飲み物のトレイを嶋岡さんに渡して、容器ゴミをまとめて、資源ゴミ袋に入れる。

「春から佐々木の仕事、手伝うんだって?」
「……あ、はい……大学の授業無い日に……とか」
「親でもないのにバイト禁止って。これ、佐々木の気持ちって受け取ればいい」
「……っ」
「ふふっ。おじさん、面白がってるだけだから。だけど、最近もどかしくてさ、ハハハ」

顔が熱い。
嶋岡さんは面白そうに私をちょっと見て、「そうだ、時間いいの?」って促した。

「行ってきまあす」
「気をつけてなー」

精さんの声が、玄関まで呑気に響いた。

***

イブの日は、街中魔法にかかったみたいに見えるのが、不思議。
夜になってすごく寒いのに、胸がほかほかと温かい。
沙里ちゃんは、今から彼氏の家にプレゼントを届けに行く。
イルミネーションが綺麗な駅前の通りで、沙里ちゃんを見送った。

沙里ちゃんと彼氏は、大学は別々の所を目指している。
1か月を切った、センター入試。
どうかこの先、ずっとふたりが上手くいきますように。
私も希望の学校目指してあと少し、頑張るぞ。

改札を出ると、精さんがいた。
さっき、お母さんにメールしといたからだと思うけど。
まだ、こんなに早い時間なのに。

「まだ、6時だよ。びっくりした」
「おばさんに、迎え、頼まれたんだよ」
「人通り多いし、一人でも帰れるのに」
「お子様用シャンメリー、買い忘れたからって。

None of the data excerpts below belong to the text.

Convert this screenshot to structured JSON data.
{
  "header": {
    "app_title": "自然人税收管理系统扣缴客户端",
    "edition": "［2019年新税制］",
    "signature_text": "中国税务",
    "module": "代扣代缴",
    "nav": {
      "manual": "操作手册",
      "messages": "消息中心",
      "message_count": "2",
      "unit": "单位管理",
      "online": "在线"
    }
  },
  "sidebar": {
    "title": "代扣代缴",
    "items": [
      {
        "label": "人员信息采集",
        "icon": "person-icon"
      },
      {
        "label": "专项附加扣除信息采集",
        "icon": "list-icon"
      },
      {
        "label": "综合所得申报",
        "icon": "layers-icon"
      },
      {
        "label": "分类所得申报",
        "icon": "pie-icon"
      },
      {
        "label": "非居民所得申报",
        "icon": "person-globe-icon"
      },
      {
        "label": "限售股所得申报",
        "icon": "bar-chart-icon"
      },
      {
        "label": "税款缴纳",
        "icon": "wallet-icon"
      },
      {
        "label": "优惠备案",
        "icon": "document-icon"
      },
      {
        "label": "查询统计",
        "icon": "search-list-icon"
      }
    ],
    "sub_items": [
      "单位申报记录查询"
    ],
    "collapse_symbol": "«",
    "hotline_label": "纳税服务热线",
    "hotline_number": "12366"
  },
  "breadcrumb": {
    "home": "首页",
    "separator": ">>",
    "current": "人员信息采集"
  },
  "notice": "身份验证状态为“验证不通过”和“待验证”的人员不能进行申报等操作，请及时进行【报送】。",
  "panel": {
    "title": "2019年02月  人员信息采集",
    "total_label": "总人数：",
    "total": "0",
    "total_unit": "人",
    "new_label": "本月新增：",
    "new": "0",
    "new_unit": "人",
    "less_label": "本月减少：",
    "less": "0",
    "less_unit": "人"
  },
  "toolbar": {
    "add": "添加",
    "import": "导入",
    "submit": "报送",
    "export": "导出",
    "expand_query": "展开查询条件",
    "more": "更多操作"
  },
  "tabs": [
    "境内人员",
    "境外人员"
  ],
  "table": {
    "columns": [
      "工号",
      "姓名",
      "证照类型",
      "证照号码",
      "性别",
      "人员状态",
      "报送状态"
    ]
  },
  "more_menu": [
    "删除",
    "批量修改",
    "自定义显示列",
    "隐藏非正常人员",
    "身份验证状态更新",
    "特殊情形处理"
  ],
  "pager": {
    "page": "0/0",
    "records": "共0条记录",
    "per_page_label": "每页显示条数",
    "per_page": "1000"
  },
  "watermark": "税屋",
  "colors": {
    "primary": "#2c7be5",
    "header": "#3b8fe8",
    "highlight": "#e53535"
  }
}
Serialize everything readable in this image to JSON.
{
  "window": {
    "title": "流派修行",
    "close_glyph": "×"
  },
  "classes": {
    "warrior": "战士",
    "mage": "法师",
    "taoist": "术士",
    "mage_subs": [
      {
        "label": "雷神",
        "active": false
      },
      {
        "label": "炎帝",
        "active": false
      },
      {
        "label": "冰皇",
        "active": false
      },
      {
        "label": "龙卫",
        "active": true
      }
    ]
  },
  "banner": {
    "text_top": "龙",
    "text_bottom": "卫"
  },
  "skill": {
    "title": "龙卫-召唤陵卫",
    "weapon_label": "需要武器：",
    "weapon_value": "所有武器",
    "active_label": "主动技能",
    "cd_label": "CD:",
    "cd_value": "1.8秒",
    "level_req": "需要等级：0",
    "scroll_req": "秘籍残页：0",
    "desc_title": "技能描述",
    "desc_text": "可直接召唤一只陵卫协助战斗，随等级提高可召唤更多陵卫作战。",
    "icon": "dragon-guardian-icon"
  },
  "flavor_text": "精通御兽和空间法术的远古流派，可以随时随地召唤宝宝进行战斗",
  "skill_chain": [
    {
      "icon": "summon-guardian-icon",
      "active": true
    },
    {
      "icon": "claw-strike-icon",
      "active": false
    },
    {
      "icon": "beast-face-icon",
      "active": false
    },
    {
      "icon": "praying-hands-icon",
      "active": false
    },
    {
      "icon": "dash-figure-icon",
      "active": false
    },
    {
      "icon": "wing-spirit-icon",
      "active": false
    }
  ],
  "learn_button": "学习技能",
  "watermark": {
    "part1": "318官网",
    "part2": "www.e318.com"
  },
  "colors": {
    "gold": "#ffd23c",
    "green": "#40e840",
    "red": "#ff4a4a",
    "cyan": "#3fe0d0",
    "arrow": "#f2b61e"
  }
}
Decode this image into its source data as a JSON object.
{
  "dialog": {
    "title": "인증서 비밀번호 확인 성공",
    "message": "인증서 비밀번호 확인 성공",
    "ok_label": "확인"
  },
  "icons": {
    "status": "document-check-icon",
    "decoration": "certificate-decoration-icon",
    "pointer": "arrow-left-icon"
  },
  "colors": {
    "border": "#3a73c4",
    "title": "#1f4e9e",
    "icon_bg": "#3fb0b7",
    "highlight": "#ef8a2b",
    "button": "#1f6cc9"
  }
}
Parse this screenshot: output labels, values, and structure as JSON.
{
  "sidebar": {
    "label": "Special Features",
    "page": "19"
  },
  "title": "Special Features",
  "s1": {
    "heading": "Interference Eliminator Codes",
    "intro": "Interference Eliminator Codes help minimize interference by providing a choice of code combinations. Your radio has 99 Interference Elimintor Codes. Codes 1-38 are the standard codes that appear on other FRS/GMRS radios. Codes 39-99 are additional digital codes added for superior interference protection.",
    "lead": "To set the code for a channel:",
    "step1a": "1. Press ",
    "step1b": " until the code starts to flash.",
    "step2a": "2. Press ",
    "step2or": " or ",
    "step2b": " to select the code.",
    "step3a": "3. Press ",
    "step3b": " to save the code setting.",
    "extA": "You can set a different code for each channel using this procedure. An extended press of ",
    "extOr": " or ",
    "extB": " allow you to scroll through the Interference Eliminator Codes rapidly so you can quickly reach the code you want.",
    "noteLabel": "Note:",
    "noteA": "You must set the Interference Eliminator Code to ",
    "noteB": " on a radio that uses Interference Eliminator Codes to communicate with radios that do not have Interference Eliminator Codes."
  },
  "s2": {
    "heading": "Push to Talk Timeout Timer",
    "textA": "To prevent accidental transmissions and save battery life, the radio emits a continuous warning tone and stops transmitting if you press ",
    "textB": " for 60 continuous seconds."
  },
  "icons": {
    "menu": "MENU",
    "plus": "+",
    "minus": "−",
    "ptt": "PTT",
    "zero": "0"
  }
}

それも頼まれたんだよっ」

ぽん、と軽く頭をたたかれる。
「いたあ」と大袈裟に片目を瞑ってみせた。

「行くぞー」

精さんが歩きだす。
背が高い方だから、どこにいてもすぐわかる。
ずんずん行ってしまっても、すぐ見つけて追いつける。

ふと、お母さんの料理が頭に浮かんできて、急にお腹がすいてきた。
イブの夜は、家族で毎年やってるクリスマスパーティ。
まあ、忘年会みたいなものだけど、私が中学生ぐらいからは精さんも加わってる。
だから、この歳になっても毎年家族「4人」のクリスマスが楽しみなのだ。
帰ったら、朝焼いておいたスポンジケーキにデコレーションしないと。

駅前の人通りから、すぐに抜けて駅裏の川沿いに出た。
川沿いの遊歩道を歩けば、家への近道になる。
一人なら明るい時間でも、避けるように言われている道だ。
でも精さんと帰る時は、いつもこの川沿いの近道を通る。

私はこの川沿いを夕暮れ時に歩くのが大好きだ。
正確には、精さんと歩くのが大好き、ということだけど。
河口の方角には、ずっと遠くに高いビルのネオンが綺麗に瞬いている。
星は見えないけど、東のほうに三日月が浮かんでいる。
こういうお気に入りの景色だけでも、心がウキウキする。
……というか、今日は特にドキドキしている。

プレゼント、渡さなくちゃ。
今、持っているから。
初めてバイトして貯めたお金で用意したもの。
もちろんお父さんお母さんにも用意したけど。
両親には見せられない、精さんのは豪華版です。

精さんはゆっくり、たぶん、私に歩幅を合わせて歩いてくれている。
川から吹いてくる風が冷たいけど、顔が火照って心地いいくらい。
それぐらい、ドキドキと緊張してる。
やっぱり帰ってから渡そうかな。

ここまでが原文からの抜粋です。